Uma vez concretizadas estas primeiras escaladas, o montanhista polaco Andrzej Zawada propôs um novo desafio. Todas as montanhas com mais de oito mil metros tinham sido escaladas no Verão, quando as condições eram mais favoráveis. Mais difícil, argumentou, seria escalá-las no Inverno, a estação mais exigente. Andrezj liderou uma expedição que levou dois alpinistas ao cume do Evereste no Inverno de 1980 e atribuiu uma série histórica de estreias invernosas à Polónia. Uma a uma, as montanhas com mais de oito mil metros foram conquistadas, mas os picos do Paquistão continuavam a resistir aos montanhistas de Inverno em pleno século XXI. Localizada oito graus de latitude a norte dos picos nepaleses, a cordilheira de Caracórum é mais fria e ventosa no Inverno. Foram necessárias 31 tentativas até o Nanga Parbat ser finalmente escalado em 2016, restando apenas o K2.
Embora os mais populares órgãos de comunicação social o desvalorizem perante o Evereste, o K2 é considerado mais difícil pelos montanhistas sérios, em parte devido ao seu isolamento extremo. Quando a equipa britânica registou as primeiras subidas ao Caracórum em 1856, substituiu as designações topográficas por topónimos locais. O K1, por exemplo, era conhecido pelo topónimo local de Masherbrum. Como o K2 não é visível a partir da aldeia mais próxima, Askole, situada a uma semana de caminhada do sopé do pico, não tinha nome.
Após quatro dias caminhando sobre terreno difícil, o K2 avista-se a partir de sul, com a sua icónica forma piramidal erguendo-se como uma ponta de seta apontada ao céu. Os alpinistas reparam logo no seu declive acentuado, especialmente íngreme junto do topo, circunstância que amplifica qualquer erro, com consequências quase fatais. Se um montanhista tropeçar nos crampons ou se fixar mal uma corda, é improvável que pare de cair antes de embater contra o glaciar, milhares de metros abaixo.
Como a margem de erro é ainda menor no Inverno, o sucesso ou, melhor dizendo, a sobrevivência, resume-se a uma questão de logística e à capacidade de previsão das piores condições possíveis. Os picos colossais, como o Evereste e o K2, raramente são escalados numa única tirada linear.

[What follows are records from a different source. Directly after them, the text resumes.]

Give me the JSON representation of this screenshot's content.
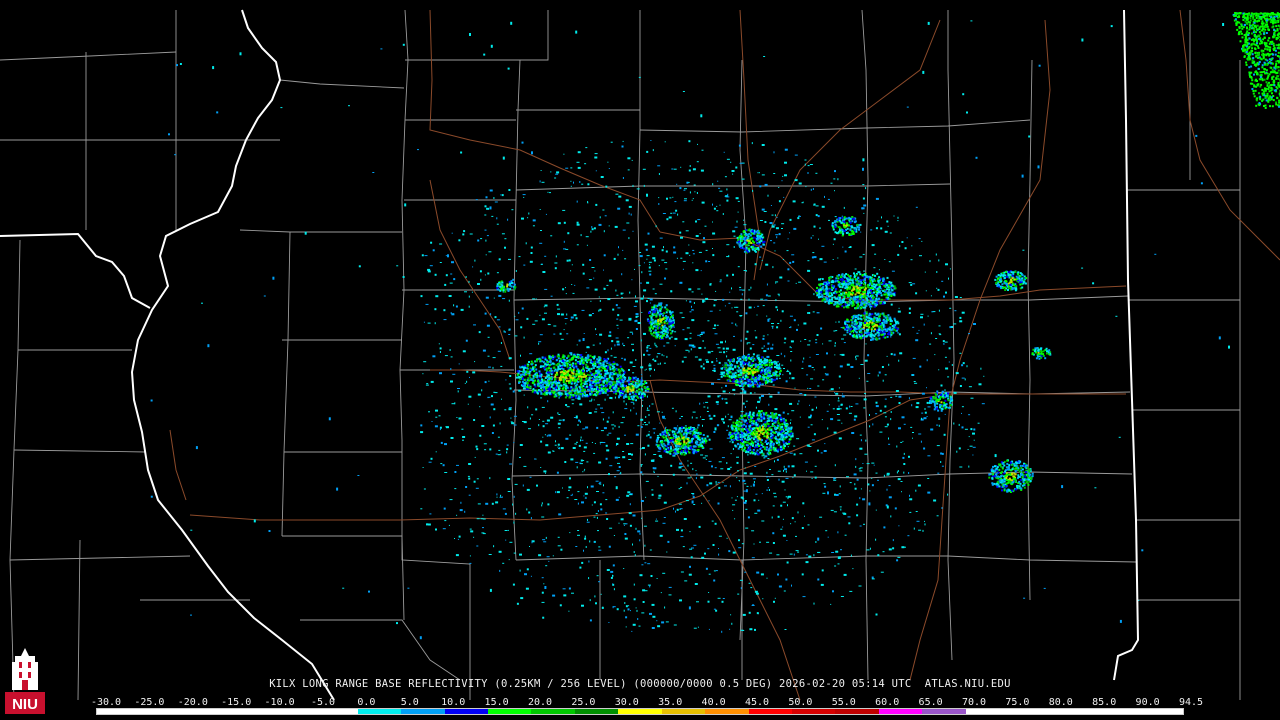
{
  "caption": "KILX LONG RANGE BASE REFLECTIVITY (0.25KM / 256 LEVEL) (000000/0000 0.5 DEG) 2026-02-20 05:14 UTC  ATLAS.NIU.EDU",
  "logo": {
    "text": "NIU",
    "icon": "niu-castle-logo-icon"
  },
  "scale": {
    "labels": [
      "-30.0",
      "-25.0",
      "-20.0",
      "-15.0",
      "-10.0",
      "-5.0",
      "0.0",
      "5.0",
      "10.0",
      "15.0",
      "20.0",
      "25.0",
      "30.0",
      "35.0",
      "40.0",
      "45.0",
      "50.0",
      "55.0",
      "60.0",
      "65.0",
      "70.0",
      "75.0",
      "80.0",
      "85.0",
      "90.0",
      "94.5"
    ],
    "colors": [
      "#ffffff",
      "#ffffff",
      "#ffffff",
      "#ffffff",
      "#ffffff",
      "#ffffff",
      "#00ecec",
      "#01a0f6",
      "#0000f6",
      "#00ff00",
      "#00c800",
      "#009000",
      "#ffff00",
      "#e7c000",
      "#ff9000",
      "#ff0000",
      "#d60000",
      "#c00000",
      "#ff00ff",
      "#9955c9",
      "#ffffff",
      "#ffffff",
      "#ffffff",
      "#ffffff",
      "#ffffff"
    ]
  },
  "colors": {
    "state_borders": "#ffffff",
    "county_borders": "#9a9a9a",
    "highways": "#8b4a2a",
    "background": "#000000"
  }
}
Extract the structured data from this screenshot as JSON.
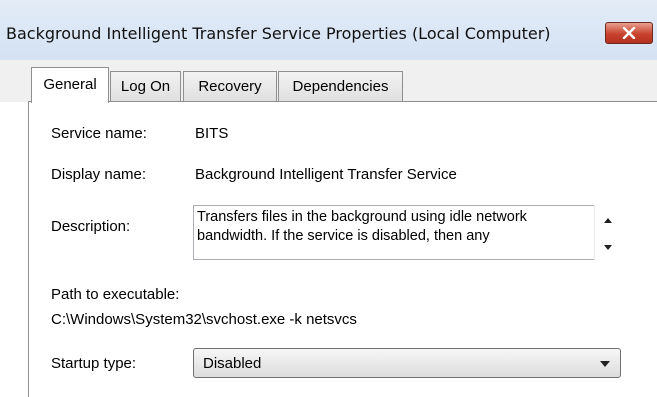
{
  "window": {
    "title": "Background Intelligent Transfer Service Properties (Local Computer)"
  },
  "tabs": [
    {
      "label": "General",
      "active": true
    },
    {
      "label": "Log On",
      "active": false
    },
    {
      "label": "Recovery",
      "active": false
    },
    {
      "label": "Dependencies",
      "active": false
    }
  ],
  "general": {
    "service_name_label": "Service name:",
    "service_name": "BITS",
    "display_name_label": "Display name:",
    "display_name": "Background Intelligent Transfer Service",
    "description_label": "Description:",
    "description": "Transfers files in the background using idle network bandwidth. If the service is disabled, then any",
    "path_label": "Path to executable:",
    "path": "C:\\Windows\\System32\\svchost.exe -k netsvcs",
    "startup_type_label": "Startup type:",
    "startup_type": "Disabled"
  },
  "icons": {
    "close": "close-icon",
    "scroll_up": "scroll-up-arrow-icon",
    "scroll_down": "scroll-down-arrow-icon",
    "dropdown": "chevron-down-icon"
  },
  "colors": {
    "titlebar": "#dbe6f4",
    "close_button": "#c8432e",
    "tabstrip": "#f0f0f0"
  }
}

Em vez disso, as equipas sobem e descem a montanha, aclimatando-se a altitudes cada vez maiores enquanto instalam uma rede de cordas fixas e montam acampamentos abastecidos com equipamento essencial, como garrafas de oxigénio, tendas e cordas. Nos últimos anos, tem prevalecido o conceito de um estilo de alpinismo mais rápido e ligeiro, mas o K2 apela a um esforço de grupo de velha guarda no Inverno: cada indivíduo tem de transportar várias cargas pesadas sobre terreno perigoso. Exige trabalho de equipa à moda antiga.

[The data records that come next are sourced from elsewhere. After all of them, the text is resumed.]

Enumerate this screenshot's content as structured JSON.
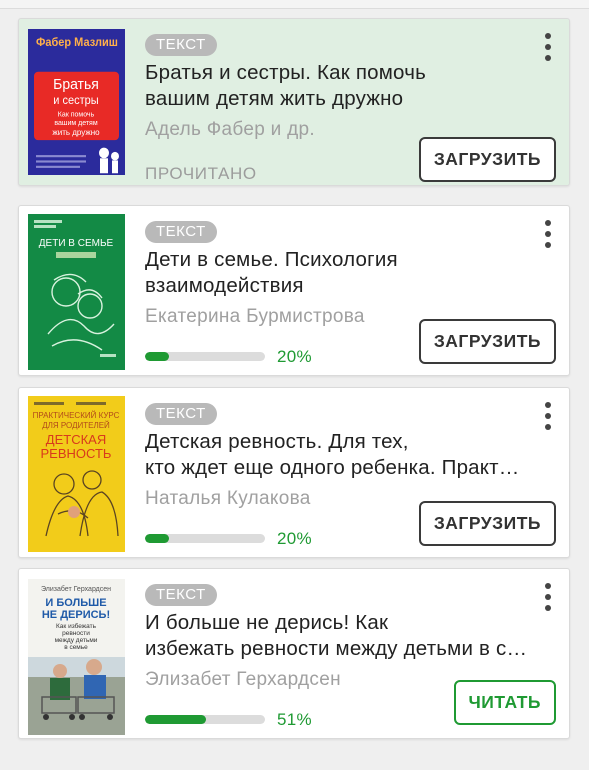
{
  "books": [
    {
      "badge": "ТЕКСТ",
      "title_lines": [
        "Братья и сестры. Как помочь",
        "вашим детям жить дружно"
      ],
      "author": "Адель Фабер и др.",
      "status": "ПРОЧИТАНО",
      "button": "ЗАГРУЗИТЬ",
      "cover": {
        "publisher": "Фабер Мазлиш",
        "title_lines": [
          "Братья",
          "и сестры"
        ],
        "subtitle_lines": [
          "Как помочь",
          "вашим детям",
          "жить дружно"
        ]
      }
    },
    {
      "badge": "ТЕКСТ",
      "title_lines": [
        "Дети в семье. Психология",
        "взаимодействия"
      ],
      "author": "Екатерина Бурмистрова",
      "progress": 20,
      "progress_label": "20%",
      "button": "ЗАГРУЗИТЬ",
      "cover": {
        "title_lines": [
          "ДЕТИ В СЕМЬЕ"
        ]
      }
    },
    {
      "badge": "ТЕКСТ",
      "title_lines": [
        "Детская ревность. Для тех,",
        "кто ждет еще одного ребенка. Практический курс для родителей"
      ],
      "author": "Наталья Кулакова",
      "progress": 20,
      "progress_label": "20%",
      "button": "ЗАГРУЗИТЬ",
      "cover": {
        "top_lines": [
          "ПРАКТИЧЕСКИЙ КУРС",
          "ДЛЯ РОДИТЕЛЕЙ"
        ],
        "title_lines": [
          "ДЕТСКАЯ",
          "РЕВНОСТЬ"
        ]
      }
    },
    {
      "badge": "ТЕКСТ",
      "title_lines": [
        "И больше не дерись! Как",
        "избежать ревности между детьми в семье"
      ],
      "author": "Элизабет Герхардсен",
      "progress": 51,
      "progress_label": "51%",
      "button": "ЧИТАТЬ",
      "cover": {
        "author": "Элизабет Герхардсен",
        "title_lines": [
          "И БОЛЬШЕ",
          "НЕ ДЕРИСЬ!"
        ],
        "subtitle_lines": [
          "Как избежать",
          "ревности",
          "между детьми",
          "в семье"
        ]
      }
    }
  ],
  "colors": {
    "accent": "#1f9a33",
    "read_card": "#e0efe2",
    "badge": "#b9b9b9"
  },
  "icons": {
    "more": "more-vert-icon"
  }
}
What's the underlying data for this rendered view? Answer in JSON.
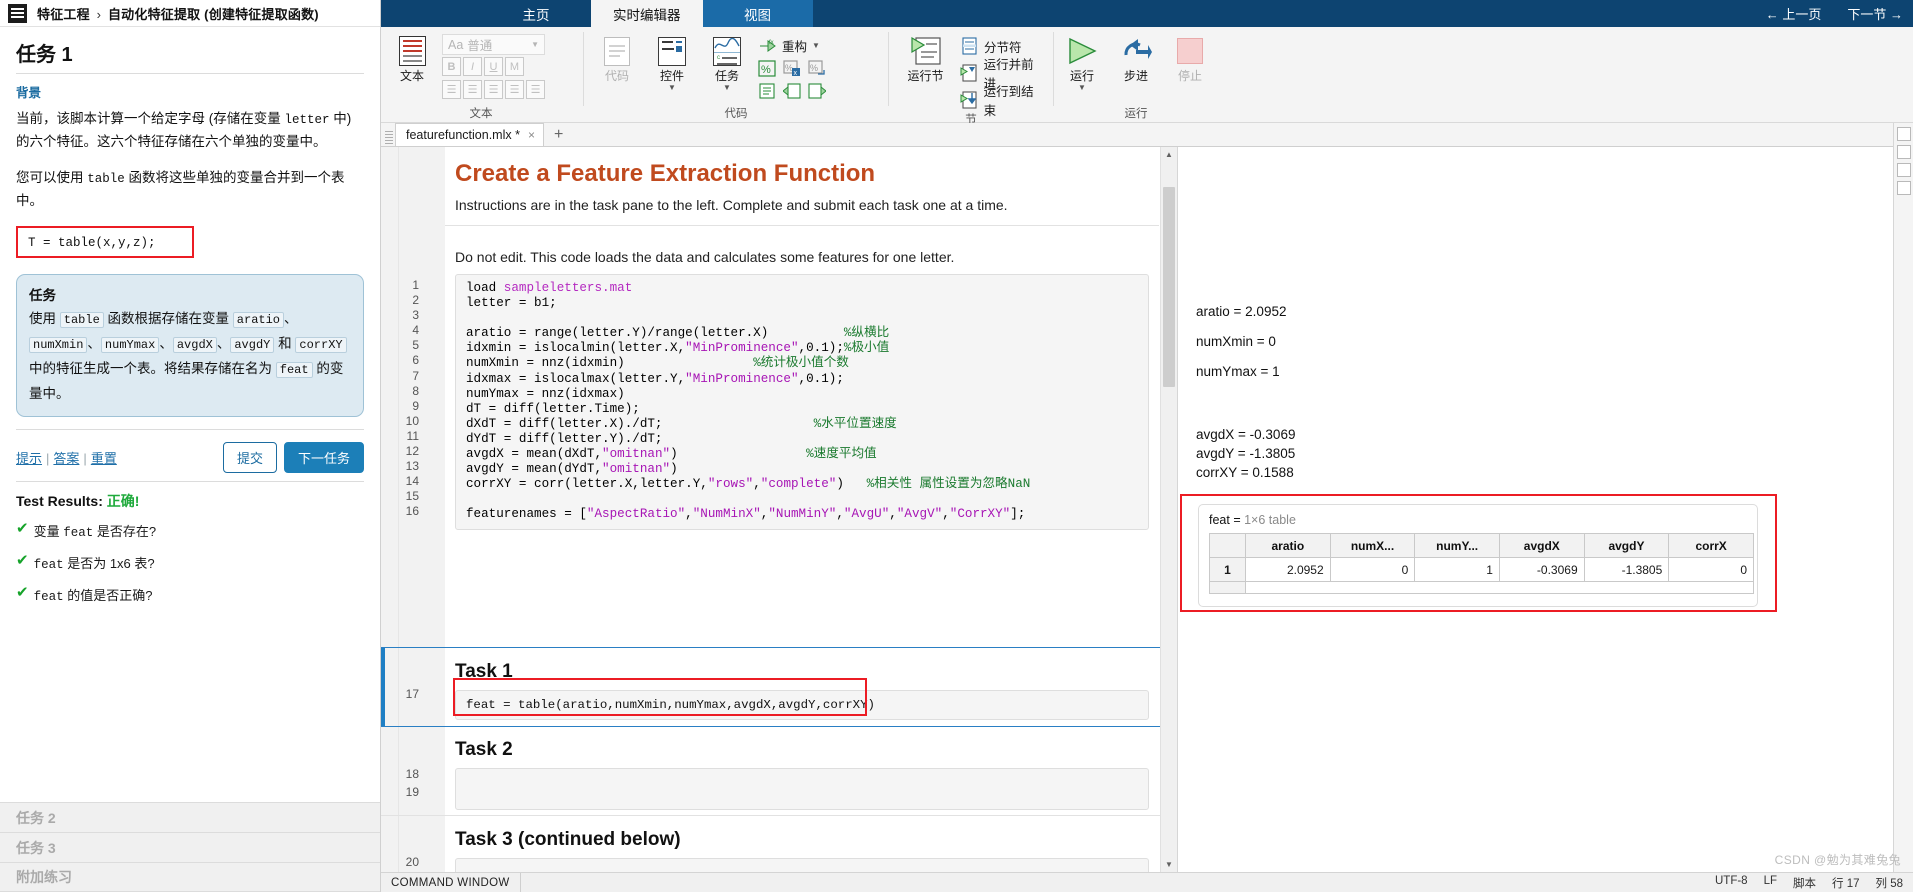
{
  "breadcrumb": {
    "root": "特征工程",
    "separator": "›",
    "current": "自动化特征提取 (创建特征提取函数)"
  },
  "task_pane": {
    "title": "任务 1",
    "background_heading": "背景",
    "paragraph_1": "当前，该脚本计算一个给定字母 (存储在变量 letter 中) 的六个特征。这六个特征存储在六个单独的变量中。",
    "paragraph_2": "您可以使用 table 函数将这些单独的变量合并到一个表中。",
    "example_code": "T = table(x,y,z);",
    "task_box": {
      "title": "任务",
      "text_parts": [
        "使用 ",
        "table",
        " 函数根据存储在变量 ",
        "aratio",
        "、",
        "numXmin",
        "、",
        "numYmax",
        "、",
        "avgdX",
        "、",
        "avgdY",
        " 和 ",
        "corrXY",
        " 中的特征生成一个表。将结果存储在名为 ",
        "feat",
        " 的变量中。"
      ],
      "full_text": "使用 table 函数根据存储在变量 aratio、numXmin、numYmax、avgdX、avgdY 和 corrXY 中的特征生成一个表。将结果存储在名为 feat 的变量中。"
    },
    "links": {
      "hint": "提示",
      "answer": "答案",
      "reset": "重置"
    },
    "buttons": {
      "submit": "提交",
      "next": "下一任务"
    },
    "test_results": {
      "label": "Test Results:",
      "status": "正确!",
      "status_color": "#16a32a"
    },
    "tests": [
      "变量 feat 是否存在?",
      "feat 是否为 1x6 表?",
      "feat 的值是否正确?"
    ],
    "other_tasks": [
      "任务 2",
      "任务 3",
      "附加练习"
    ]
  },
  "ribbon": {
    "tabs": [
      {
        "label": "主页",
        "state": "normal"
      },
      {
        "label": "实时编辑器",
        "state": "active"
      },
      {
        "label": "视图",
        "state": "highlight"
      }
    ],
    "top_right": [
      "← 上一页",
      "下一节 →"
    ],
    "groups": [
      {
        "name": "文本",
        "label": "文本",
        "big_button": "文本",
        "style_dropdown": "普通",
        "style_prefix": "Aa",
        "format_buttons": [
          "B",
          "I",
          "U",
          "M"
        ],
        "list_buttons": [
          "bulleted-list",
          "numbered-list",
          "align-left",
          "align-center",
          "align-right"
        ]
      },
      {
        "name": "代码",
        "label": "代码",
        "buttons": [
          {
            "caption": "代码",
            "dim": true
          },
          {
            "caption": "控件",
            "dim": false,
            "has_dropdown": true
          },
          {
            "caption": "任务",
            "dim": false,
            "has_dropdown": true
          }
        ],
        "refactor_label": "重构",
        "small_icons": [
          "percent",
          "percent-delete",
          "percent-copy",
          "indent",
          "increase-indent",
          "decrease-indent"
        ]
      },
      {
        "name": "节",
        "label": "节",
        "big_button": "运行节",
        "items": [
          "分节符",
          "运行并前进",
          "运行到结束"
        ]
      },
      {
        "name": "运行",
        "label": "运行",
        "items": [
          {
            "caption": "运行",
            "dim": false,
            "has_dropdown": true
          },
          {
            "caption": "步进",
            "dim": false
          },
          {
            "caption": "停止",
            "dim": true
          }
        ]
      }
    ]
  },
  "document": {
    "tab_name": "featurefunction.mlx *",
    "tab_close": "×",
    "new_tab": "+",
    "heading": "Create a Feature Extraction Function",
    "intro": "Instructions are in the task pane to the left. Complete and submit each task one at a time.",
    "note": "Do not edit. This code loads the data and calculates some features for one letter.",
    "code_lines": [
      {
        "n": "1",
        "segments": [
          {
            "t": "load ",
            "c": "plain"
          },
          {
            "t": "sampleletters.mat",
            "c": "file"
          }
        ]
      },
      {
        "n": "2",
        "segments": [
          {
            "t": "letter = b1;",
            "c": "plain"
          }
        ]
      },
      {
        "n": "3",
        "segments": [
          {
            "t": "",
            "c": "plain"
          }
        ]
      },
      {
        "n": "4",
        "segments": [
          {
            "t": "aratio = range(letter.Y)/range(letter.X)          ",
            "c": "plain"
          },
          {
            "t": "%纵横比",
            "c": "comment"
          }
        ]
      },
      {
        "n": "5",
        "segments": [
          {
            "t": "idxmin = islocalmin(letter.X,",
            "c": "plain"
          },
          {
            "t": "\"MinProminence\"",
            "c": "string"
          },
          {
            "t": ",0.1);",
            "c": "plain"
          },
          {
            "t": "%极小值",
            "c": "comment"
          }
        ]
      },
      {
        "n": "6",
        "segments": [
          {
            "t": "numXmin = nnz(idxmin)                 ",
            "c": "plain"
          },
          {
            "t": "%统计极小值个数",
            "c": "comment"
          }
        ]
      },
      {
        "n": "7",
        "segments": [
          {
            "t": "idxmax = islocalmax(letter.Y,",
            "c": "plain"
          },
          {
            "t": "\"MinProminence\"",
            "c": "string"
          },
          {
            "t": ",0.1);",
            "c": "plain"
          }
        ]
      },
      {
        "n": "8",
        "segments": [
          {
            "t": "numYmax = nnz(idxmax)",
            "c": "plain"
          }
        ]
      },
      {
        "n": "9",
        "segments": [
          {
            "t": "dT = diff(letter.Time);",
            "c": "plain"
          }
        ]
      },
      {
        "n": "10",
        "segments": [
          {
            "t": "dXdT = diff(letter.X)./dT;                    ",
            "c": "plain"
          },
          {
            "t": "%水平位置速度",
            "c": "comment"
          }
        ]
      },
      {
        "n": "11",
        "segments": [
          {
            "t": "dYdT = diff(letter.Y)./dT;",
            "c": "plain"
          }
        ]
      },
      {
        "n": "12",
        "segments": [
          {
            "t": "avgdX = mean(dXdT,",
            "c": "plain"
          },
          {
            "t": "\"omitnan\"",
            "c": "string"
          },
          {
            "t": ")                 ",
            "c": "plain"
          },
          {
            "t": "%速度平均值",
            "c": "comment"
          }
        ]
      },
      {
        "n": "13",
        "segments": [
          {
            "t": "avgdY = mean(dYdT,",
            "c": "plain"
          },
          {
            "t": "\"omitnan\"",
            "c": "string"
          },
          {
            "t": ")",
            "c": "plain"
          }
        ]
      },
      {
        "n": "14",
        "segments": [
          {
            "t": "corrXY = corr(letter.X,letter.Y,",
            "c": "plain"
          },
          {
            "t": "\"rows\"",
            "c": "string"
          },
          {
            "t": ",",
            "c": "plain"
          },
          {
            "t": "\"complete\"",
            "c": "string"
          },
          {
            "t": ")   ",
            "c": "plain"
          },
          {
            "t": "%相关性 属性设置为忽略NaN",
            "c": "comment"
          }
        ]
      },
      {
        "n": "15",
        "segments": [
          {
            "t": "",
            "c": "plain"
          }
        ]
      },
      {
        "n": "16",
        "segments": [
          {
            "t": "featurenames = [",
            "c": "plain"
          },
          {
            "t": "\"AspectRatio\"",
            "c": "string"
          },
          {
            "t": ",",
            "c": "plain"
          },
          {
            "t": "\"NumMinX\"",
            "c": "string"
          },
          {
            "t": ",",
            "c": "plain"
          },
          {
            "t": "\"NumMinY\"",
            "c": "string"
          },
          {
            "t": ",",
            "c": "plain"
          },
          {
            "t": "\"AvgU\"",
            "c": "string"
          },
          {
            "t": ",",
            "c": "plain"
          },
          {
            "t": "\"AvgV\"",
            "c": "string"
          },
          {
            "t": ",",
            "c": "plain"
          },
          {
            "t": "\"CorrXY\"",
            "c": "string"
          },
          {
            "t": "];",
            "c": "plain"
          }
        ]
      }
    ],
    "tasks": [
      {
        "heading": "Task 1",
        "line_numbers": [
          "17"
        ],
        "code": "feat = table(aratio,numXmin,numYmax,avgdX,avgdY,corrXY)",
        "highlighted": true
      },
      {
        "heading": "Task 2",
        "line_numbers": [
          "18",
          "19"
        ],
        "code": "",
        "highlighted": false
      },
      {
        "heading": "Task 3 (continued below)",
        "line_numbers": [
          "20"
        ],
        "code": "",
        "highlighted": false
      }
    ]
  },
  "output": {
    "scalars_group_1": [
      {
        "name": "aratio",
        "value": "2.0952"
      },
      {
        "name": "numXmin",
        "value": "0"
      },
      {
        "name": "numYmax",
        "value": "1"
      }
    ],
    "scalars_group_2": [
      {
        "name": "avgdX",
        "value": "-0.3069"
      },
      {
        "name": "avgdY",
        "value": "-1.3805"
      },
      {
        "name": "corrXY",
        "value": "0.1588"
      }
    ],
    "table": {
      "title_name": "feat =",
      "title_dim": "1×6 table",
      "columns": [
        "aratio",
        "numX...",
        "numY...",
        "avgdX",
        "avgdY",
        "corrX"
      ],
      "row_index": "1",
      "row_values": [
        "2.0952",
        "0",
        "1",
        "-0.3069",
        "-1.3805",
        "0"
      ]
    }
  },
  "status_bar": {
    "command_window": "COMMAND WINDOW",
    "right_items": [
      "UTF-8",
      "LF",
      "脚本",
      "行 17",
      "列 58"
    ]
  },
  "watermark": "CSDN @勉为其难兔兔",
  "colors": {
    "ribbon_blue": "#0d4471",
    "tab_highlight": "#1b6ba8",
    "accent_red": "#ec1c24",
    "heading_orange": "#c04a1e",
    "link_blue": "#1f6fa8",
    "success_green": "#16a32a",
    "task_box_bg": "#ddeaf2",
    "comment_green": "#1a7a2e",
    "string_purple": "#a715b5"
  }
}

Mingma G. mede 1,75 metros de altura. É alto para um sherpa. De 33 anos, ombros largos, traz frequentemente o cabelo apanhado numa massa densa que lhe desce abaixo do pescoço, fazendo vagamente lembrar um músico ocidental da década de 1970. Costuma olhar as pessoas nos olhos quando fala e tem uma forma directa de abordar cada assunto que confere maior peso às suas palavras.
Ao nascer do Sol, membros da equipa nepalesa partem do Acampamento-Base para a última etapa: três dias de ascensão. As condições climáticas obrigaram os alpinistas a abrigarem-se no Acampamento-Base durante semanas, mas as previsões de clima mais ameno deram-lhes esperança de conseguirem fazer história.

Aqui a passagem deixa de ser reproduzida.